Given $a,b,c$ denotes the sides of a triangle opposite to angles $A,B,C$ in $\Delta ABC$,
then we have,
$\dfrac{a}{{\sin A}} = \dfrac{b}{{\sin B}} = \dfrac{c}{{\sin C}} = k$, for some value $k$.
$ \Rightarrow a = k\sin A,b = k\sin B,c = k\sin C$
Consider $\dfrac{{b - c}}{a}$
$ \Rightarrow \dfrac{{b - c}}{a} = \dfrac{{k\sin B - k\sin C}}{{k\sin A}} = \dfrac{{k(\sin B - \sin A)}}{{k\sin A}}$
Cancelling $k$ from numerator and denominator we have,
$ \Rightarrow \dfrac{{b - c}}{a} = \dfrac{{\sin B - \sin C}}{{\sin A}}$
For every $x,y$ ,
$\sin x - \sin y = 2\cos \dfrac{{x + y}}{2}\sin \dfrac{{x - y}}{2}$
Also, for every angle $\theta $, we have,
$\sin 2\theta = 2\sin \theta \cos \theta $
Using these relations, we get,
$ \Rightarrow \dfrac{{b - c}}{a} = \dfrac{{\sin B - \sin C}}{{\sin A}} = \dfrac{{2\cos \dfrac{{B + C}}{2}\sin \dfrac{{B - C}}{2}}}{{2\sin \dfrac{A}{2}\cos \dfrac{A}{2}}}$
Cancelling $2$ from numerator and denominator we have,
$ \Rightarrow \dfrac{{b - c}}{a} = \dfrac{{\cos \dfrac{{B + C}}{2}\sin \dfrac{{B - C}}{2}}}{{\sin \dfrac{A}{2}\cos \dfrac{A}{2}}} - - - (i)$
Now consider $\vartriangle ABC$. Here $A,B,C$ are the three angles.

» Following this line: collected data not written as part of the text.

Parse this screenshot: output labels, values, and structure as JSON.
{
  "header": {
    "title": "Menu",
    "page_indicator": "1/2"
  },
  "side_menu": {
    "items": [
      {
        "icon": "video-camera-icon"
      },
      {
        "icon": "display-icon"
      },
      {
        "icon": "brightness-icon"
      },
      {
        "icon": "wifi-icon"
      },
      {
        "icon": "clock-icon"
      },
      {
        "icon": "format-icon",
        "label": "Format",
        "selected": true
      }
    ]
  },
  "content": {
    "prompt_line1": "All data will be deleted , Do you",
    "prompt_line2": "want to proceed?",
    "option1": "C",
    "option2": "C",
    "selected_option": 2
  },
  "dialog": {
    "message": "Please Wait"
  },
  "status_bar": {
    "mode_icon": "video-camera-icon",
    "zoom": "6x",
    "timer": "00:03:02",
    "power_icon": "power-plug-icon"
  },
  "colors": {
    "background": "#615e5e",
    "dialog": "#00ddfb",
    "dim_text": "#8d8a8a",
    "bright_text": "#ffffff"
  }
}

$ \Rightarrow A + B + C = 180$
Rearranging the terms, we get,
$ \Rightarrow B + C = 180 - A$
Dividing both sides by $2$ we have,
$ \Rightarrow \dfrac{{B + C}}{2} = \dfrac{{180 - A}}{2} = 90 - \dfrac{A}{2}$
$ \Rightarrow \cos (\dfrac{{B + C}}{2}) = \cos (90 - \dfrac{A}{2})$
But $\cos (90 - \theta ) = \sin \theta $
$ \Rightarrow \cos (\dfrac{{B + C}}{2}) = \sin \dfrac{A}{2}$
Substituting this in $(i)$ we get,
$ \Rightarrow \dfrac{{b - c}}{a} = \dfrac{{\sin \dfrac{A}{2}\sin \dfrac{{B - C}}{2}}}{{\sin \dfrac{A}{2}\cos \dfrac{A}{2}}}$
Cancelling $\sin \dfrac{A}{2}$ from numerator and denominator we have,
$ \Rightarrow \dfrac{{b - c}}{a} = \dfrac{{\sin \dfrac{{B - C}}{2}}}{{\cos \dfrac{A}{2}}}$
Cross multiplying, we get,
$ \Rightarrow (b - c)\cos \dfrac{A}{2} = a\sin \dfrac{{B - C}}{2}$

So, the correct answer is “Option B”.

Note:Here we considered $\dfrac{{b - c}}{a}$ by looking into the options. Since there is no further clue from the question it is advisable to check the options and thus solve the answer. Further simplification should be done accordingly to reach the answer.AND remember important trigonometric formulas and identities for solving these types of problems.